Friday, March 22, 2019

Failure...

It's interesting how concepts pop up at similar times in a lot of places... and the benefit of failure is one that I've seen come up again and again over the last several months.

Failure is a good thing!  Sounds kind of oxymoronic, huh?  How can failure be a good thing?

We learn from failure -- not success.  Successes can reinforce, they can build confidence... but we don't learn from success.  After all, to succeed, we have to already be capable of the skill or concept.  To learn it -- we have to fail.  Failure occurs when we move beyond our comfort, beyond the easy...  when we do something that we can't do -- YET.

If you're trying to get stronger -- you have to move weights (body or iron, doesn't matter) that you can't move easily, and that means you must sometimes fail.  Maybe it's doing another push-up than you did yesterday, another rep on the bench press, or 5 more pounds in your squat.  Maybe it's running that mile a little faster, doing another 10 punches...  You have to move out of that comfort zone, or there's no growth. 
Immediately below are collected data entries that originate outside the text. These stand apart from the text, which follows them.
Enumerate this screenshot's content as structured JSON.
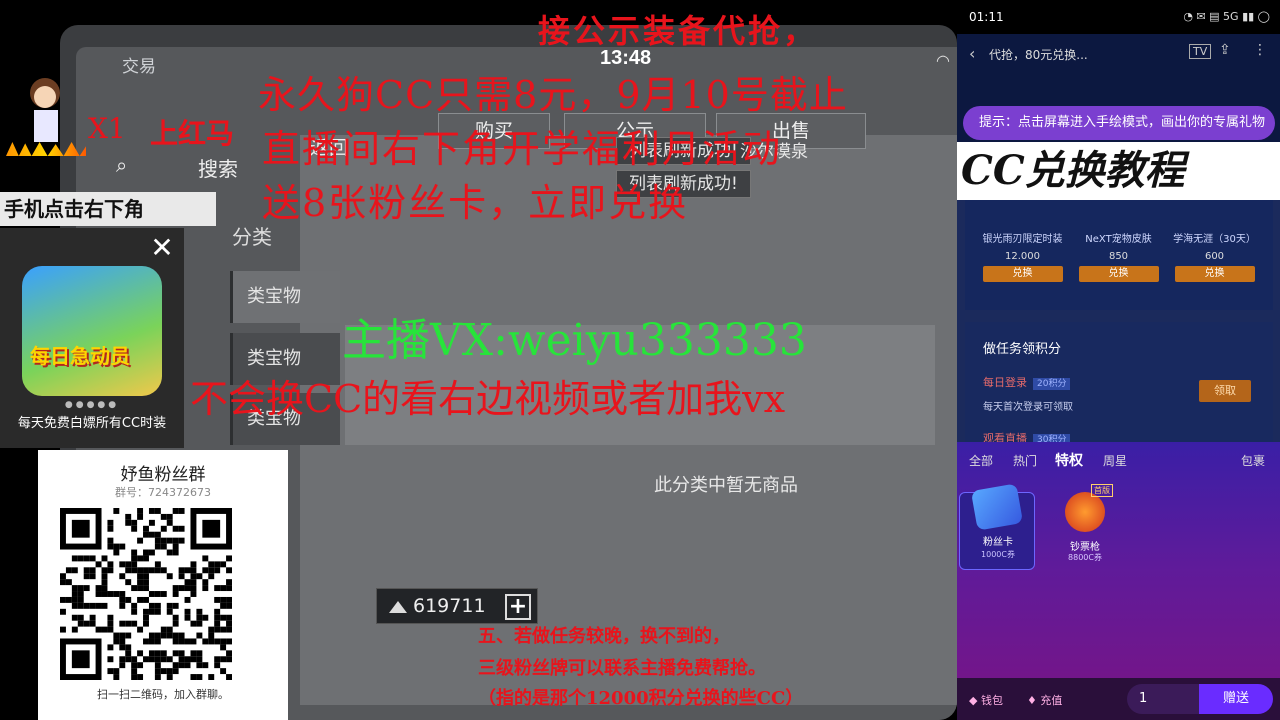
{
  "game": {
    "trade_label": "交易",
    "clock": "13:48",
    "tabs": [
      "购买",
      "公示",
      "出售"
    ],
    "back_label": "返回",
    "search_label": "搜索",
    "category_label": "分类",
    "side_items": [
      "类宝物",
      "类宝物",
      "类宝物"
    ],
    "toast_1": "列表刷新成功!",
    "toast_2": "列表刷新成功!",
    "sidebar_partial": "沙尔漠泉",
    "empty_text": "此分类中暂无商品",
    "balance": "619711",
    "plus": "+"
  },
  "overlay": {
    "top_banner": "接公示装备代抢，",
    "line1": "永久狗CC只需8元，9月10号截止",
    "line2": "直播间右下角开学福利月活动",
    "line3": "送8张粉丝卡，立即兑换",
    "vx": "主播VX:weiyu333333",
    "vx_hint": "不会换CC的看右边视频或者加我vx",
    "x1": "X1",
    "shanghongma": "上红马",
    "bottom_note_1": "五、若做任务较晚，换不到的，",
    "bottom_note_2": "三级粉丝牌可以联系主播免费帮抢。",
    "bottom_note_3": "（指的是那个12000积分兑换的些CC）"
  },
  "left": {
    "phone_hint": "手机点击右下角",
    "promo_caption": "每天免费白嫖所有CC时装",
    "promo_art_text": "每日急动员",
    "promo_dots": "●●●●●",
    "close": "✕",
    "group_title": "妤鱼粉丝群",
    "group_number": "群号：724372673",
    "qr_footer": "扫一扫二维码，加入群聊。"
  },
  "phone": {
    "time": "01:11",
    "status_right": "◔ ✉ ▤ 5G ▮▮ ◯",
    "tip": "提示：点击屏幕进入手绘模式，画出你的专属礼物",
    "cc_tutorial": "CC兑换教程",
    "shop_title": "代抢，80元兑换...",
    "shop_items": [
      {
        "name": "银光雨刃限定时装",
        "price": "12.000",
        "btn": "兑换"
      },
      {
        "name": "NeXT宠物皮肤",
        "price": "850",
        "btn": "兑换"
      },
      {
        "name": "学海无涯（30天）",
        "price": "600",
        "btn": "兑换"
      }
    ],
    "tasks_title": "做任务领积分",
    "task1_name": "每日登录",
    "task1_badge": "20积分",
    "task1_desc": "每天首次登录可领取",
    "task1_btn": "领取",
    "task2_name": "观看直播",
    "task2_badge": "30积分",
    "gift_tabs": [
      "全部",
      "热门",
      "特权",
      "周星"
    ],
    "gift_tab_active": "特权",
    "gift_bag": "包裹",
    "gift1_name": "粉丝卡",
    "gift1_price": "1000C券",
    "gift2_name": "钞票枪",
    "gift2_price": "8800C券",
    "gift2_tag": "首版",
    "wallet": "钱包",
    "recharge": "充值",
    "qty": "1",
    "send": "赠送"
  },
  "colors": {
    "overlay_red": "#e8141c",
    "overlay_green": "#27e43a",
    "tip_purple": "#7b3fd0",
    "send_purple": "#6a2cff"
  }
}
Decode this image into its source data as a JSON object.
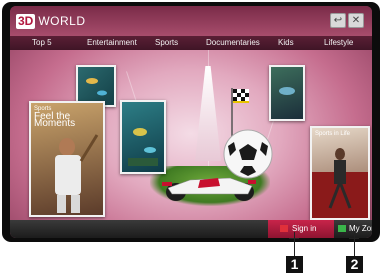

One of our more regular exercises in class is punching x-ray paper; it's an exercise to assess the correctness of the punch, and probably a worthy topic on it's own.  We allow students several practice attempts, then the "final round" is sort of pass/fail: do a bad punch, and you do some push-ups.  That fear of failure is a pressure, and we have to put artificial pressures on people so that they can handle real pressures.  Lots of students find a punch they can do well... and they coast.  That's their "go to" for the exercise.  But, every once in a while, a student decides to develop a different punch. That means that they're going to drop for some push-ups as they practice and develop it... because they will fail some.  In time, though, they'll perfect that punch... if they accept the failures.

So... go out, try new things... and be willing to fail.

1 comment:

  1. Our instructor, GM Joe Manley, has said the following about failure:

    If you have tried to do something and failed you are better off
    than if you tried to do nothing and succeeded.

    There's wisdom involved on figuring out what to fail at, and to understand the costs and the rewards. Sometimes we over-value the costs, especially if it's about losing "face". But there's also the smart side of not over-extending oneself so that no only there is failure, but there's serious consequences. No right or wrong in how one chooses. But never failing, never going beyond one's comfort, results in a smaller and smaller world.